Завтракали и обедали в парке, ходили гулять в лес и поля. Курятник старых Ставровых постепенно пустел, но продукты Настасья Мартыновна добывала в колхозе, покупала у огнищан.
Все было бы хорошо, если бы и хозяев и гостей все больше не охватывало состояние тревоги, сначала вызванное скупыми рассказами Федора. Не желая расстраивать родичей, Федор долго молчал, но однажды вечером, когда все собрались вокруг угасающего костра, в котором братья Ставровы, вспоминая детство, пекли картофель, он не выдержал и хмуро обронил:
— Между прочим, на границе не очень спокойно.

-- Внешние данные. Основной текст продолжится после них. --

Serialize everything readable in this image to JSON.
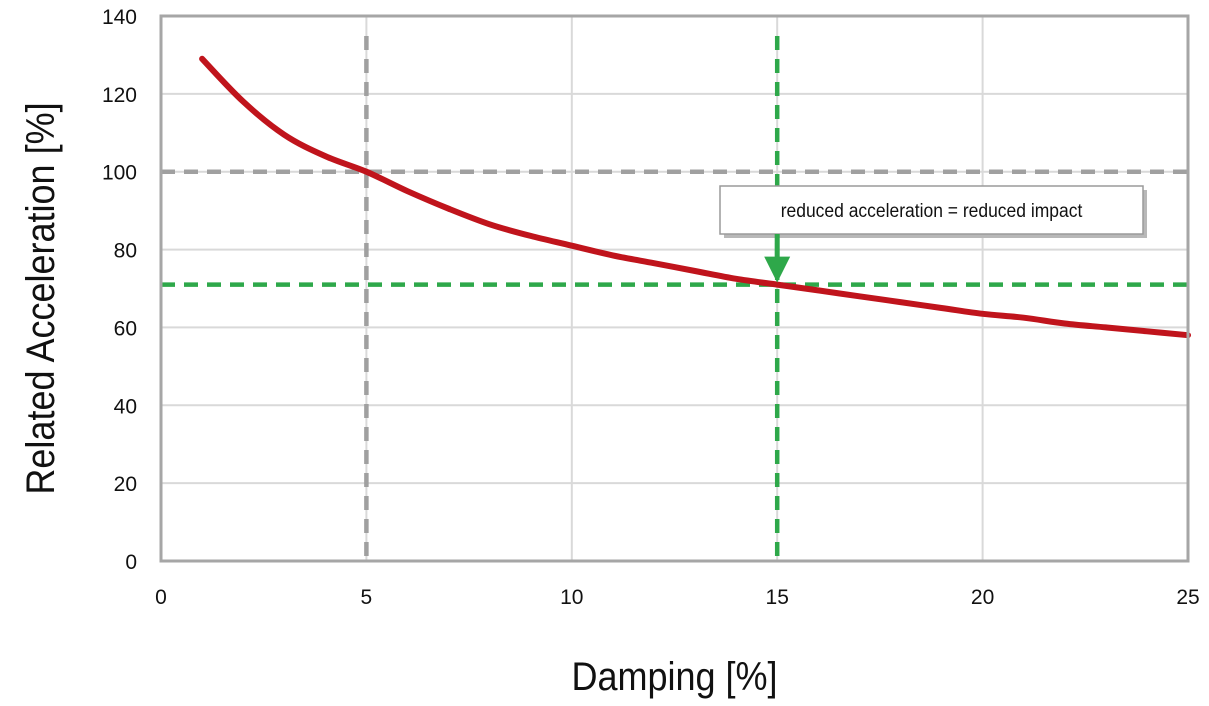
{
  "chart_data": {
    "type": "line",
    "title": "",
    "xlabel": "Damping [%]",
    "ylabel": "Related Acceleration [%]",
    "xlim": [
      0,
      25
    ],
    "ylim": [
      0,
      140
    ],
    "xticks": [
      0,
      5,
      10,
      15,
      20,
      25
    ],
    "yticks": [
      0,
      20,
      40,
      60,
      80,
      100,
      120,
      140
    ],
    "grid": true,
    "series": [
      {
        "color": "#c0141c",
        "x": [
          1,
          2,
          3,
          4,
          5,
          6,
          7,
          8,
          9,
          10,
          11,
          12,
          13,
          14,
          15,
          16,
          17,
          18,
          19,
          20,
          21,
          22,
          23,
          24,
          25
        ],
        "y": [
          129,
          118,
          109.5,
          104,
          100,
          95,
          90.5,
          86.5,
          83.5,
          81,
          78.5,
          76.5,
          74.5,
          72.5,
          71,
          69.5,
          68,
          66.5,
          65,
          63.5,
          62.5,
          61,
          60,
          59,
          58
        ]
      }
    ],
    "reference_lines": [
      {
        "axis": "x",
        "value": 5,
        "color": "#a0a0a0",
        "style": "dashed"
      },
      {
        "axis": "y",
        "value": 100,
        "color": "#a0a0a0",
        "style": "dashed"
      },
      {
        "axis": "x",
        "value": 15,
        "color": "#2ea84a",
        "style": "dashed"
      },
      {
        "axis": "y",
        "value": 71,
        "color": "#2ea84a",
        "style": "dashed"
      }
    ],
    "annotations": [
      {
        "text": "reduced acceleration = reduced impact",
        "x": 15,
        "arrow_from_y": 100,
        "arrow_to_y": 71,
        "arrow_color": "#2ea84a"
      }
    ]
  }
}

— А что? — спросил Максим.
— Немцы явно к чему-то готовятся, — сказал Федор, — есть данные, что они стали снимать вдоль границы проволочные заграждения. Отпуска у нас категорически запрещены. Я и к вам не приехал бы, если бы не лежание в госпитале с проклятым воспалением легких. Перед тем как лечь в госпиталь, я разговаривал с тремя поляками-перебежчиками, они в один голос утверждают, что в ближайшее время немцы нападут на нас. Сейчас на нашей границе сосредоточено очень много немецких войск, тысячи танков.
Гоша Махонин, который считал себя тонким политиком, регулярно слушал радио и читал газеты, возразил:
— Ерунда! Возней на советской границе Гитлер ловко маскирует вторжение в Англию, которое он готовит.
Помешивая палкой догорающий костер, Федор опять заговорил о своих опасениях:
— Не надо утешать себя. По всему видно, что на границе жареным пахнет. Война у нас на пороге. Жаль только, что не всё мы доделали, только начали перестраиваться и по-настоящему вооружаться. Судя по тому, как немцы действовали в Польше и во Франции и что они там натворили, война не будет легкой.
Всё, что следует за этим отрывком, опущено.